May 20, 2022 11:22 a.m.

  • SBL Heart Center, Katsamakis, Vein Ablation

Varicose veins can be unsightly, but beyond that, they can be painful too. They can also be a sign of a larger issue – chronic venous insufficiency. The good news is that this blood flow issue can be corrected painlessly through a short, minimally invasive procedure in the SBL Heart Center.


Blood flows from the heart through the legs to the ankles and then is supposed to travel back to the heart in the greater saphenous vein. But for some people suffering from chronic venous insufficiency, the small valves in this vein do not close after the blood passed through, and the blood flows backward. This causes blood to collect in the legs.


Often times, people with chronic venous insufficiency will experience swelling in the lower legs and ankles and the skin can have a red or purplish hue. Left untreated, ulcers can form or recur, causing greater pain.


SBL Interventional Cardiologist Dean Katsamakis, DO, explained that through the use of endovenous laser therapy, or venous ablation, a small catheter with a laser is inserted near the knee. Guided by ultrasound, the endovenous laser therapy procedure is used to close the insufficient vein therefore rerouting circulation to normally functioning veins that return blood to the heart. 

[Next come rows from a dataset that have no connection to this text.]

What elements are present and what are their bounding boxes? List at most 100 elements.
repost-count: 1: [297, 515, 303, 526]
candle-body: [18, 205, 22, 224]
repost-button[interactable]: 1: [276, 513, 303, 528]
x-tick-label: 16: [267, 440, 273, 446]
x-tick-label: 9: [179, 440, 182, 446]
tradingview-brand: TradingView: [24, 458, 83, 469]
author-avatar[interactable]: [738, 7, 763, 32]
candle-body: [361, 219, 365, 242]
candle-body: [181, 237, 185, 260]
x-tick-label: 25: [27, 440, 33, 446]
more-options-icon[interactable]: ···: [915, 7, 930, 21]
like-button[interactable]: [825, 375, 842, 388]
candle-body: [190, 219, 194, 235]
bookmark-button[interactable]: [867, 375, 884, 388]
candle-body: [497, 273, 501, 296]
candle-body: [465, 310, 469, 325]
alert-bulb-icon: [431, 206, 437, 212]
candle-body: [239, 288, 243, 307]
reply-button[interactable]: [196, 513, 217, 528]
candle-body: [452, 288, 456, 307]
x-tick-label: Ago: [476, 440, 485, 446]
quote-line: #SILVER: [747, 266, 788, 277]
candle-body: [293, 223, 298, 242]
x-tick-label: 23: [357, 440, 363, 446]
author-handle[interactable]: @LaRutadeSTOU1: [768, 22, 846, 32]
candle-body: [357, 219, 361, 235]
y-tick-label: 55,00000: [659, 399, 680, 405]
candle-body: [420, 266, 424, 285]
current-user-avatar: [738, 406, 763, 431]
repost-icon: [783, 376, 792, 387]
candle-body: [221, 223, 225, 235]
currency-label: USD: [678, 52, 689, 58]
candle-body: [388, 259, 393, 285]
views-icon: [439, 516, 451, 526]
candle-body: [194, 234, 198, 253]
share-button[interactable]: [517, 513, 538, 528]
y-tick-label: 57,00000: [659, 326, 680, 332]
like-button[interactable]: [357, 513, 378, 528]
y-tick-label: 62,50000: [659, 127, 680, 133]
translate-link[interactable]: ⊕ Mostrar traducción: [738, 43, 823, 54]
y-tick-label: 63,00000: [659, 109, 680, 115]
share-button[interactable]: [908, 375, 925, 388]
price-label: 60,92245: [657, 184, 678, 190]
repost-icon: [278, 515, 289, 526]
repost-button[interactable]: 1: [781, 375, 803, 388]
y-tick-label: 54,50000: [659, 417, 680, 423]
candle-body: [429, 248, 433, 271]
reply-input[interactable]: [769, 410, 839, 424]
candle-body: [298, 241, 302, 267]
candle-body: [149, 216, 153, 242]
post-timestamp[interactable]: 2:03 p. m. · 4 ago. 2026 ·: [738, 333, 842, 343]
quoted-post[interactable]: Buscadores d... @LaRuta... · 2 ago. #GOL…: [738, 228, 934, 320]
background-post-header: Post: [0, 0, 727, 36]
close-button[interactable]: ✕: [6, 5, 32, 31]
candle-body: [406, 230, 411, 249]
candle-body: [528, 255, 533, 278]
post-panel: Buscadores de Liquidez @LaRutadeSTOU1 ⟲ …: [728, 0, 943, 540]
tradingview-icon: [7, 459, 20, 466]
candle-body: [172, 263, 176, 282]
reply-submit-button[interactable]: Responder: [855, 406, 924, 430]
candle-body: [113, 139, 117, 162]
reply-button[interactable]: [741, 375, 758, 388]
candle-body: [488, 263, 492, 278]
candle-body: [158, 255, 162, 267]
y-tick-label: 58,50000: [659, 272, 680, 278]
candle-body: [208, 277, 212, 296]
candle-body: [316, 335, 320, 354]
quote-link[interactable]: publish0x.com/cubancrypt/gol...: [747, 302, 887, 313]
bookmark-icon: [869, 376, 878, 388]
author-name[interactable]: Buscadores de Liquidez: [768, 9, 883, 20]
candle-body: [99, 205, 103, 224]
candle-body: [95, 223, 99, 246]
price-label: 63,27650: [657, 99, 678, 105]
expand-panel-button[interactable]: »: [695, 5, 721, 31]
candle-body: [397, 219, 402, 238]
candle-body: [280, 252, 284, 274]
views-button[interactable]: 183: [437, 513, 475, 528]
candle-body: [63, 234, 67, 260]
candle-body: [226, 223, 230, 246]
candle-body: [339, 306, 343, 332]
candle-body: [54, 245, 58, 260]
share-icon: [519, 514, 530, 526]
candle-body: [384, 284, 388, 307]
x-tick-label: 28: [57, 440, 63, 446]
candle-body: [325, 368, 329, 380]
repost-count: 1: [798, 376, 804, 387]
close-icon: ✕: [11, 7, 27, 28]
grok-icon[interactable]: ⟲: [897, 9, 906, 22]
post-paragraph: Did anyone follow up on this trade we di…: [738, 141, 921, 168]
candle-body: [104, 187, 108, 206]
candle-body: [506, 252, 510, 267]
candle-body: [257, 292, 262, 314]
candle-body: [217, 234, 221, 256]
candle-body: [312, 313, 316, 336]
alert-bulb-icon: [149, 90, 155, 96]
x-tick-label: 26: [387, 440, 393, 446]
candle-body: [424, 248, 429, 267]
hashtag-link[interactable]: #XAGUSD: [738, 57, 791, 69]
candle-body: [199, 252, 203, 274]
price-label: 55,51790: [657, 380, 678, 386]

“This is about a 30-minute procedure that restores the blood flow and relieves leg pain,” he explained. “The leg is wrapped and people walk out on their own and are encouraged to stay active” He added that this procedure replaces an older procedure called ‘vein stripping’ in which the veins were pulled out of the leg, which was a painful procedure. Now the blood flow issue is treated with endovenous laser therapy and people quickly resume their normal lives.


However, venous ablation is not the first step. People with suspected chronic venous insufficiency are first examined in the Heart Center and screened for the disease. Conservative treatment methods that include wearing compression stockings, taking diuretics and increasing exercise helps push the blood back up the greater saphenous vein. This may resolve the issue.